Domingo 3 de agosto de 2008
Reconozco que nunca pesqué a los Arctic Monkeys. Todo el revuelo que se produjo con el debut de estos cabros chicos me creó cierta desconfianza. Los semanarios musicales ingleses los vendieron como el "flavour of the month" y "the next best thing". Todos estos superlativos los llevaron a revolucionar la blogósfera y a vender millones de discos. Ese es el efecto que causa una banda adolescente que se pone a hacer rock fresco e insolente.

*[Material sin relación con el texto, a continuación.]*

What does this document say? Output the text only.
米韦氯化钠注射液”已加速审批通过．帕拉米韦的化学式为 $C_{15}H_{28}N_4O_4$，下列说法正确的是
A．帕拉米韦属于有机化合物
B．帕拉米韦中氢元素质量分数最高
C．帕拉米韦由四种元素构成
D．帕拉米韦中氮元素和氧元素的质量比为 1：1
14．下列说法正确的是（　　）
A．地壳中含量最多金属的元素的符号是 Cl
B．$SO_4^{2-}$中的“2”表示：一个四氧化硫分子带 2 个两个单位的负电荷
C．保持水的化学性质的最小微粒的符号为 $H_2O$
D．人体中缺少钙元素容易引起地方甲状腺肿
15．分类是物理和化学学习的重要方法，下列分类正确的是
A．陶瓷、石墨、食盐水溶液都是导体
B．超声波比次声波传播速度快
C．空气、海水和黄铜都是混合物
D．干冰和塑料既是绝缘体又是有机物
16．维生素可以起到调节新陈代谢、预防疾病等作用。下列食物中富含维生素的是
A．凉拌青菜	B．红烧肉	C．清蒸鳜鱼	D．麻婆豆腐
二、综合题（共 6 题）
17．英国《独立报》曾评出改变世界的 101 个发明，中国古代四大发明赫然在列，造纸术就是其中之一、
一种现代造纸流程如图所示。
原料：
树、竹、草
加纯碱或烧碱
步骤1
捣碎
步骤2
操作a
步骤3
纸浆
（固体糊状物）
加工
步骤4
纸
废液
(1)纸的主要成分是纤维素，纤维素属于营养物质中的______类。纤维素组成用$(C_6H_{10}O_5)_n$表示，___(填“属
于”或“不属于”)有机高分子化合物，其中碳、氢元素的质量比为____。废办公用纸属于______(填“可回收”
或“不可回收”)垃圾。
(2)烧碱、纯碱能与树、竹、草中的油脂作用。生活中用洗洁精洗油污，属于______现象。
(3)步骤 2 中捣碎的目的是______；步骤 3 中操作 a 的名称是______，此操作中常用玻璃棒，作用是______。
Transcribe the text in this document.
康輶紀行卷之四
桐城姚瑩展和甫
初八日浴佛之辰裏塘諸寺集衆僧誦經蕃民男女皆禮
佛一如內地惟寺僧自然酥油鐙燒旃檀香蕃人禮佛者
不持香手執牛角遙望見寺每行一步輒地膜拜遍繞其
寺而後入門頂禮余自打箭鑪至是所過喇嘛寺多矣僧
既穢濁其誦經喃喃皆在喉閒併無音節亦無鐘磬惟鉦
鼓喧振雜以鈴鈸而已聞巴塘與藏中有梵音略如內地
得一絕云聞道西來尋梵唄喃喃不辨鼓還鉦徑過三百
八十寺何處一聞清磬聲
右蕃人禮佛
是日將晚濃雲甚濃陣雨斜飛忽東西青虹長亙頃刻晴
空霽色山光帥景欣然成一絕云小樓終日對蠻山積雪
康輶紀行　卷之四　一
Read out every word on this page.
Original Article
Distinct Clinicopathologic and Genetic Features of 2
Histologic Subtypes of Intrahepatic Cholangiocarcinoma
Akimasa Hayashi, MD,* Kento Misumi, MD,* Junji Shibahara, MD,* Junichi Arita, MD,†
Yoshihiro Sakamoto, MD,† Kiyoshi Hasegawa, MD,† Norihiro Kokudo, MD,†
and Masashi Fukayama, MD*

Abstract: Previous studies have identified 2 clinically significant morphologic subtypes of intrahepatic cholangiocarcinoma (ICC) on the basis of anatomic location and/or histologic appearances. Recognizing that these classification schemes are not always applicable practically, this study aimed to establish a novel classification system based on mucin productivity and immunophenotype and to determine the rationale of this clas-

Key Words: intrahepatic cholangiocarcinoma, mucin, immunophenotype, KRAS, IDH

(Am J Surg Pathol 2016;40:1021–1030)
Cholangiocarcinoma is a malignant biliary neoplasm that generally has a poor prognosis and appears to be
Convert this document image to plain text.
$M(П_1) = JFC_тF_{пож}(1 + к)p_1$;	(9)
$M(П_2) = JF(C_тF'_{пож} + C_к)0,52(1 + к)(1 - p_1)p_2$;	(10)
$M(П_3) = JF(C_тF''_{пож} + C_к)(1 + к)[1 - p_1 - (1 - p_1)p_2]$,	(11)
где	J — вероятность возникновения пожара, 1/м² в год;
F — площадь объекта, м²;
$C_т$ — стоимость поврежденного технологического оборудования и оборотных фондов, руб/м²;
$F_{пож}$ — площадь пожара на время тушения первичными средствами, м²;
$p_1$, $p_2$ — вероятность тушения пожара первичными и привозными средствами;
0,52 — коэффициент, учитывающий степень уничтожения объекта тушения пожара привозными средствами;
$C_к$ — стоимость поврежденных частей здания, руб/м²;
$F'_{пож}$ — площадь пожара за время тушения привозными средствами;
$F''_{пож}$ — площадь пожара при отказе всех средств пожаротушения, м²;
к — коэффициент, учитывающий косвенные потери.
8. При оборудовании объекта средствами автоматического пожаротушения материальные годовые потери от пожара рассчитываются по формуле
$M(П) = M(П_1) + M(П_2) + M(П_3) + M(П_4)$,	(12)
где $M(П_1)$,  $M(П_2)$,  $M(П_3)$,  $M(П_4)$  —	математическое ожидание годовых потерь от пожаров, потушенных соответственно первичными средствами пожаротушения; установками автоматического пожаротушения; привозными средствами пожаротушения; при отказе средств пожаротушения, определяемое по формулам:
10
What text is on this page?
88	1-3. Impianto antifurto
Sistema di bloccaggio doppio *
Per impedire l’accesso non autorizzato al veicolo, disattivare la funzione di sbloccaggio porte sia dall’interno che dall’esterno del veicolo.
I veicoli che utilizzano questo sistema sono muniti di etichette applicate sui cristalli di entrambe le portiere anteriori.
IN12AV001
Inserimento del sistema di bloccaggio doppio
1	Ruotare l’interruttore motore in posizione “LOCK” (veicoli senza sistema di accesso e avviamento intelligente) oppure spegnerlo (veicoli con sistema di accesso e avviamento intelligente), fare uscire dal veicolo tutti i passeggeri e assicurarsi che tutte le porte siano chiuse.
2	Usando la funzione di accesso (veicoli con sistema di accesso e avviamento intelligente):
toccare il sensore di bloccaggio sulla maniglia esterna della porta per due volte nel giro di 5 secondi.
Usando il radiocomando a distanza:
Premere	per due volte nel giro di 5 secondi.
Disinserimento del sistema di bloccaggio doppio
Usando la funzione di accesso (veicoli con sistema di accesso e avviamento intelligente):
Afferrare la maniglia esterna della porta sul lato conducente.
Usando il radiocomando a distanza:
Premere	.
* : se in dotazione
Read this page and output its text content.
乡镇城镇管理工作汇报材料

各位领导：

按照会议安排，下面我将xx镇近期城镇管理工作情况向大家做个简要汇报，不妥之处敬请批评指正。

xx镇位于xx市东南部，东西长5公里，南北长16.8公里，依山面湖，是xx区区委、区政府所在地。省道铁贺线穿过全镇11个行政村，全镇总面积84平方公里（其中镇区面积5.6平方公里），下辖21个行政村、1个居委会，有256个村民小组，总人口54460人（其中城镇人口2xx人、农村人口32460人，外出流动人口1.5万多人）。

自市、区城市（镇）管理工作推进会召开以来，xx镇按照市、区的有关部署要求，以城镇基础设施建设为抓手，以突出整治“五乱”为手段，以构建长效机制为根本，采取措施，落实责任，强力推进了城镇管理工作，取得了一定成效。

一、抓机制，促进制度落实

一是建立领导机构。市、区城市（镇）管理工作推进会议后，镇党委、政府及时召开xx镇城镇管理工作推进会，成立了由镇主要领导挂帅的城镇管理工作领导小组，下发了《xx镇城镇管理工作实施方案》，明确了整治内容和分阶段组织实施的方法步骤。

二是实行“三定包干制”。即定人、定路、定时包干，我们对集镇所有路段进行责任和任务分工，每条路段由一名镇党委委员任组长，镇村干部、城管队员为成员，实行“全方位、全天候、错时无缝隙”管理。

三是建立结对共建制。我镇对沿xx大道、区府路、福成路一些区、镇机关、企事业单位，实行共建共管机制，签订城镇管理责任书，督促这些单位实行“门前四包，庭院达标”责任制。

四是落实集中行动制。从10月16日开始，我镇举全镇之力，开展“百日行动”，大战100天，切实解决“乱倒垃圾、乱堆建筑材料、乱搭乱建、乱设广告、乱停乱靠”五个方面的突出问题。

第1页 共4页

Lo de su líder, Alex Turner, es otra cosa. Sin abandonar a la banda de los millones, se unió con Miles Kane, miembro de The Rascals, y juntos crearon The Last Shadow Puppets, la última next best thing. Ninguno de los dos supera los 22 años, pero sus canciones suenan hechas por veteranos en el asunto. En una entrevista, Turner confesó que era aficionado al pop de los sesenta. Era la música que le ponían sus papás cuando era un cabro chico. Y se nota, porque el disco de debut de este dúo, "The age of the understatement", tiene un sonido barroco y levemente retro que no abunda mucho en el pop inglés actual. Recuerda mucho a lo que hacían hace cuatro décadas monumentos de la canción como Jacques Brel o Scott Walker. Imposible no hacer esta asociación cuando estamos frente a arreglos de cuerda y vientos tan exuberantes, como fuera de época.
Por su valentía, este disco merece desde ya ser escuchado. Y una canción tan vitalista, elegante y concisa como "Standing next to me" es capaz de alegrar hasta el más gris de los días. Descúbranla en www.myspace.com/thelastshadowpuppets.